Stipendi manager “Una bolla che sfida la forza di gravità” così definisce il quotidiano La Repubblica la corsa dei superstipendi dei manger italiani.
Nessuna turbolenza a Piazza Affari sembra aver minimamente perturbato le performance economiche dei 50 dirigenti più pagati del listino milanese.
Nel solo 2007 i fantastici 50 avrebbero intascato una cifra capogiro di 300 milioni di euro, con un aumento del 29% sul 2006 (le buste paga da lavoro dipendente sono cresciute del 2,3%).

Piccoli milionari crescono
Se nel 2003 i Paperoni del mercato erano solo 53 negli ultimi 12 mesi la Borsa avrebbe creato 150 nuovi milionari. Il fenomeno è più evidente in un momento di crisi dei mercati. Facendo “i conti in tasca” alle quotate italiane si scopre infatti che Telecom seppur con un titolo in caduta libera, gli utili in brusca frenata e una riduzione drastica del dividendo avrebbe “premiato” il proprio Ad uscente, Riccardo ruggiero, con una busta paga di oltre 17 milioni, ed un bonus d’uscita di 3,7 milioni per le performance aziendali.

Utili in calo (del 30%) anche per Premafin, il cui presidente Giulia Ligresti, si è consolata con un congruo ritocco (+29%) alla busta paga, salita a 4,4 milioni di euro.
Un valzer di cifre che sembra riguardare indistintamente tutti i settori. La danza del mattone sembra aver giovato a Luigi Zunino, numero uno e socio di controllo di Risanamento, che nonostante la crisi del gruppo (il titolo ha lasciato sul terreno in 12 mesi più del 60%) che si è intascato un aumento del 15% sullo stipendio arrivando a quota 4,5 milioni, la stessa busta paga di Jeroen Van Der Veer, numero uno di Shell, che in Borsa capitalizza 2mila volte il valore di Risanamento.

Che dire dell’aumento più o meno “meritato” di Fedele Confalonieri che si è regalato un aumento dell'8% malgrado Piazza Affari (-23%) non abbia proprio premiato il Biscione nel 2007?

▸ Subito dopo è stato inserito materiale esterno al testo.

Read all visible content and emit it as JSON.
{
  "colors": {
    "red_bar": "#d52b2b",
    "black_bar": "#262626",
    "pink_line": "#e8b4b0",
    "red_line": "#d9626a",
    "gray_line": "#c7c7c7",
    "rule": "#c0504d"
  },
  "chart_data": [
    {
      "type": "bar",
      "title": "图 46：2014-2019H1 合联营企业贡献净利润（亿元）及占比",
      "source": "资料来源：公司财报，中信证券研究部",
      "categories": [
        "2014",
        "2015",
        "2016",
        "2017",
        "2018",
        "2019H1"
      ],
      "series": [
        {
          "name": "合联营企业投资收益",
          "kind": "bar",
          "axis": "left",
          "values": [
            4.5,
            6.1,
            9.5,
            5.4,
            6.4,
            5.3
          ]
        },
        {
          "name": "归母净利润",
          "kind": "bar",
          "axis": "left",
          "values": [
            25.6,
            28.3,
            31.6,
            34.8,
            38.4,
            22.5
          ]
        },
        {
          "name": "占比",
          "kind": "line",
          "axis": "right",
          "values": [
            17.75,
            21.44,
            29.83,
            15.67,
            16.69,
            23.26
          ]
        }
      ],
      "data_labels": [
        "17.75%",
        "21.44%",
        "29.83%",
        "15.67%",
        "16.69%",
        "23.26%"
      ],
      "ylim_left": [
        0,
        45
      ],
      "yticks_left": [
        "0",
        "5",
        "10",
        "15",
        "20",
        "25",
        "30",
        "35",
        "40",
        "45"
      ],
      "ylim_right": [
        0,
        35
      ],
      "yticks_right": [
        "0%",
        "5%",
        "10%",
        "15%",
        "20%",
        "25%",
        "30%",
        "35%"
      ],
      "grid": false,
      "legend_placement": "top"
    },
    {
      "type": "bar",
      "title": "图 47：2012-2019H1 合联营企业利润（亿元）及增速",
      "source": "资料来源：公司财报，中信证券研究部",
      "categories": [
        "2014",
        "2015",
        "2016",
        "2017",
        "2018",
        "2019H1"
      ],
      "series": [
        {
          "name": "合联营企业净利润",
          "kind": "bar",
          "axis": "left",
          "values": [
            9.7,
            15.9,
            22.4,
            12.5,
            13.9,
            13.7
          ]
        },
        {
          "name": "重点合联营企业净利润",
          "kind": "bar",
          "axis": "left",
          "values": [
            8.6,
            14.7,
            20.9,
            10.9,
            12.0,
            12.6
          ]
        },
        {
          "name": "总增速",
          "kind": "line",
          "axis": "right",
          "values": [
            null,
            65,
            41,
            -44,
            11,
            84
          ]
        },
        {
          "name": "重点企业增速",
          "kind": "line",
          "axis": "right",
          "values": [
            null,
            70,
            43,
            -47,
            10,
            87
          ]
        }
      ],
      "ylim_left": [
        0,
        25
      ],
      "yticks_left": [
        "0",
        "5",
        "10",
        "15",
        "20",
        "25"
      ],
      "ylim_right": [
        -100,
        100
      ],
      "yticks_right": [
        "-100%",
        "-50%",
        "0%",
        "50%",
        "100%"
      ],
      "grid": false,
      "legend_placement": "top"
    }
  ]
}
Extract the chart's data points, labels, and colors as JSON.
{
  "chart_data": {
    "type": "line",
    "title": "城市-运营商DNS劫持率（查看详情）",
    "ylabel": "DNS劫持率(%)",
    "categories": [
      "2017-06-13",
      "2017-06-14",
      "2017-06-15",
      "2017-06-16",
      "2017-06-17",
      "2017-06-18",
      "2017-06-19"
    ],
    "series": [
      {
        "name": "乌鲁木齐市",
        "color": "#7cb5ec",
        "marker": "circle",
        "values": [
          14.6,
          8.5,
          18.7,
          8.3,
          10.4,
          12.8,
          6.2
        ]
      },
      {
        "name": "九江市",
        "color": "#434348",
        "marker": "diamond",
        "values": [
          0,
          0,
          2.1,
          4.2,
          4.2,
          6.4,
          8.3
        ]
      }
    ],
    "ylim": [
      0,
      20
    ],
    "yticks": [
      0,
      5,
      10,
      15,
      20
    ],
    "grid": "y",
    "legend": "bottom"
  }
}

L’anomalia italiana è ancora più evidente se si analizzano i "740" dei manager europei. La classifica inizia con i 9,4 milioni di Alessandro Profumo (il 39% più del 2006 malgrado il titolo in frenata), secondo banchiere più pagato d'Europa dopo Josef Ackermann (13,9) di Deutsche Bank, proseguendo con i 4,7 milioni di Aldo Bizzocchi, ad del Credito emiliano, che sembra guadagnare ben oltre i numeri uno dei colossi europei del credito come Hsbc e Bbva!